Photo Credit: Charles Kouri

Back in the day, I remember complaints that Lerner and Loewe’s work is hard to jazz up. Not so with the Burnells! They topped off their set with “I Could Have Danced All Night” in a Latin jazz beat and then closed with a sprightly “Lusty Month of May,” which left the audience quite jazzed, both tra-la-la gay and happy.

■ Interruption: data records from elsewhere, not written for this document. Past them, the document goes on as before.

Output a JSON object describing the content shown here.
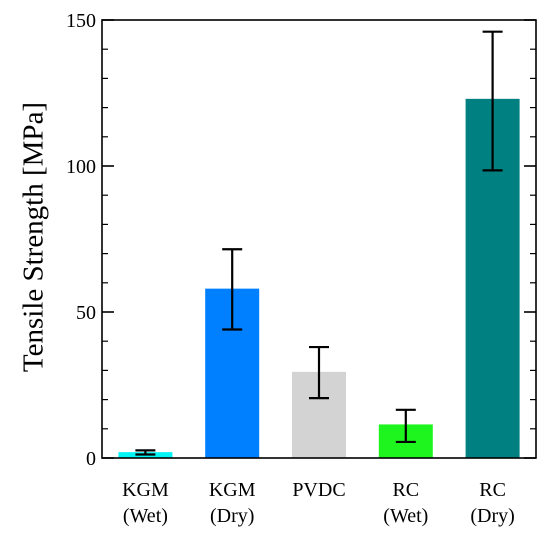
{
  "chart_data": {
    "type": "bar",
    "ylabel": "Tensile Strength [MPa]",
    "ylim": [
      0,
      150
    ],
    "yticks": [
      0,
      50,
      100,
      150
    ],
    "grid": false,
    "categories": [
      {
        "line1": "KGM",
        "line2": "(Wet)"
      },
      {
        "line1": "KGM",
        "line2": "(Dry)"
      },
      {
        "line1": "PVDC",
        "line2": ""
      },
      {
        "line1": "RC",
        "line2": "(Wet)"
      },
      {
        "line1": "RC",
        "line2": "(Dry)"
      }
    ],
    "values": [
      2,
      58,
      29.5,
      11.5,
      123
    ],
    "error_low": [
      1.2,
      44,
      20.5,
      5.5,
      98.5
    ],
    "error_high": [
      2.6,
      71.5,
      38,
      16.5,
      146
    ],
    "colors": [
      "#00f5f5",
      "#0080ff",
      "#d3d3d3",
      "#1ef51e",
      "#008080"
    ]
  }
}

Representing Chicago Cabaret Professionals, the Burnells (who are founding members of CCP with Anne Burnell serving currently as President) with their collaborators (Mark Sonksen on bass and Darren Scorza on drums) were just top-drawer, providing an exemplary finale to an evening’s entertainment.

The sold-out kickoff was also live-streamed, which was good news for friends, family and fans outside Chicago. The kickoff drew any number of dignitaries and super fans.

Photo Credit: Charles Kouri

In the audience were members of a song composer’s family, cabaret producers, owners of other venues and the leaders and many friends and supporters of Chicago cabaret including CCP’s board and Circle of Song.

What a great way to begin Cabaret Week!